Examens officiels: jusqu’à trois ans d’exclusion pour l’achat et la vente de sujets

A une semaine du lancement du premier examen officiel, le ministère de l’Education nationale (MEN) lance une sévère mise en garde contre les tentatives de fraude. Dans une note publiée hier, ce département ministériel rappelle que l’achat ou la vente de sujets d’examen constituent une infraction passible de lourdes sanctions, pouvant aller jusqu’à trois ans d’exclusion des examens nationaux pour les candidats incriminés.

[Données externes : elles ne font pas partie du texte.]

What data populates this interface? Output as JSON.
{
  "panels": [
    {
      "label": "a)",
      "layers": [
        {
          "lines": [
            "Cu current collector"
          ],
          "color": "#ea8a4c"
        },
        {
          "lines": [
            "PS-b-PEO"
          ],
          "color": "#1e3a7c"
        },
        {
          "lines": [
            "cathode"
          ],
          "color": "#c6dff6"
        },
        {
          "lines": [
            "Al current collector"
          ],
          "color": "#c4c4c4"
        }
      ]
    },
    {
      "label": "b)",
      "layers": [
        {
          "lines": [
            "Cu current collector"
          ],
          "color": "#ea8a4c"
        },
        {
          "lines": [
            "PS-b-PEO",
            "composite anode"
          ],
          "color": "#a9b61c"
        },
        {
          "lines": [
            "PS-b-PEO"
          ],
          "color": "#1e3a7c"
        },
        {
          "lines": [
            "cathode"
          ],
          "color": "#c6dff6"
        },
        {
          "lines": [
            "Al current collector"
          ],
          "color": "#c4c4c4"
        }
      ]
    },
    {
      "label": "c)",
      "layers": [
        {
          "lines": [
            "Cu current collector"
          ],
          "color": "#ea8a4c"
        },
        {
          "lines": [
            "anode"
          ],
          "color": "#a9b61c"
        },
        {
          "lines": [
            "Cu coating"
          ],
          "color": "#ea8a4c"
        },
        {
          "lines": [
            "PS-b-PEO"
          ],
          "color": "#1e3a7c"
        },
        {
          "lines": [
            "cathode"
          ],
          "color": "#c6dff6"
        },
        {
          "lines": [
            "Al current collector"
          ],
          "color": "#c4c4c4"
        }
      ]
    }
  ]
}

Le message s’adresse aussi bien aux élèves qu’aux parents, enseignants et agents de l’Etat. Le MEN met en garde contre les offres de prétendus «sujets sûrs» qui circulent à l’approche des épreuves, notamment sur les réseaux sociaux et les applications de messagerie. La commercialisation de sujets d’examen, qu’elle se fasse en ligne ou de ma­nière directe, est strictement interdite par la loi.
Selon le ministère, les candidats appréhendés pour avoir acheté des sujets d’examen risquent une interdiction de se présenter aux examens officiels pendant une période allant de un à trois ans. Les agents publics impliqués s’exposent à des sanctions administratives et disciplinaires, tandis que les particuliers encourent des poursuites pénales.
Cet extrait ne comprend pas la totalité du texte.